Anger is such a convincing drug, that we may not want to change or we believe we are incapable.  And that’s what the news fiends are counting on.  They want to keep you lit like a colorado hit or else you may remember what you came here and forgot.  The open heart, state of compassion that leads us to realize our full potential as a self-actualized being.  We become problem centered instead of self-centered, we accept ourselves and others as they are, we perceive reality efficiently and can tolerate uncertainty, with empathy and compassion for others regardless of situation or circumstances.

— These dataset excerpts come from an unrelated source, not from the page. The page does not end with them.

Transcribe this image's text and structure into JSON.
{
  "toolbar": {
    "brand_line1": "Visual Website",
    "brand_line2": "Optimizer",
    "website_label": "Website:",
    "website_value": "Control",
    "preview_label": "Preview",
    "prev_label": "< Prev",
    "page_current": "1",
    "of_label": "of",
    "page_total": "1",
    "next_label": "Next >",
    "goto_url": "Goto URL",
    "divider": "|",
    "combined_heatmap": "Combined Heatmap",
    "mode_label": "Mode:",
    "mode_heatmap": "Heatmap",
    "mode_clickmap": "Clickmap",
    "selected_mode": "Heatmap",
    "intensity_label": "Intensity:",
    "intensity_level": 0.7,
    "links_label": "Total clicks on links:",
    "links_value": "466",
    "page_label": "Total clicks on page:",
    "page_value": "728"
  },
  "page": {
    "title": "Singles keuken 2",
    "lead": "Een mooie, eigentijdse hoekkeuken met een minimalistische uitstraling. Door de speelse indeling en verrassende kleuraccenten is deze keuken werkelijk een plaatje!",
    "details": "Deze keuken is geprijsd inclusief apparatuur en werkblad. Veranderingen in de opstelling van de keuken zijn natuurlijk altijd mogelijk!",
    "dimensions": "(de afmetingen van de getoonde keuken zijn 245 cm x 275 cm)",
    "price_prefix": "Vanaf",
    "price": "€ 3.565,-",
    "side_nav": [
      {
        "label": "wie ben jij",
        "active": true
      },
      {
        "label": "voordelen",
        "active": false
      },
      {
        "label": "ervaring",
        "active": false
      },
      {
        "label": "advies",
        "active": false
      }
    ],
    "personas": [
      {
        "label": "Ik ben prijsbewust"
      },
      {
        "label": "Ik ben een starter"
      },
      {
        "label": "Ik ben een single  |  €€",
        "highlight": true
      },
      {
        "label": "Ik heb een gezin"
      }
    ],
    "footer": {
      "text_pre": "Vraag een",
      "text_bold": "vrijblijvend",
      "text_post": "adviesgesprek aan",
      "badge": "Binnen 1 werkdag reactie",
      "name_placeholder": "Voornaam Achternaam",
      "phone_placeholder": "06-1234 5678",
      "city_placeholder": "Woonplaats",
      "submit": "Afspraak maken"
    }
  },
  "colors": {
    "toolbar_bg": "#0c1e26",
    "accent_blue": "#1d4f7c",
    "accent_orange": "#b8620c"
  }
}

Is anger ever justified.  Of course but it is insufficient for change on any level.  When we feel ourselves begin to clench our Facebook fist we have an opportunity to examine our motivation.  Who profits from our emotional sin-phony, are we creating a rush to satisfy our need for speed or are we hell bent on feeling superior? What if we considered a different opinion.  What would happen if we dialed back our anger and turned up our creative talent towards helping seek justice for all in whatever small way we can contribute with our unique gifts.  The only peak experience we can have comes as we realize we can no longer afford to fight among ourselves or within our self.  We can not be blind to the truth of another person’s pain nor can we continue to ignore the imbalance and injustice that color our canvas.  We have an opportunity at every level to reach our hand and help someone else up so that they have their basic needs met, so that they feel safe.  So that our love becomes an outreach for others and our actions align with the highest order of loving kindness.  In this way, we all get a piece of the billion dollar pie.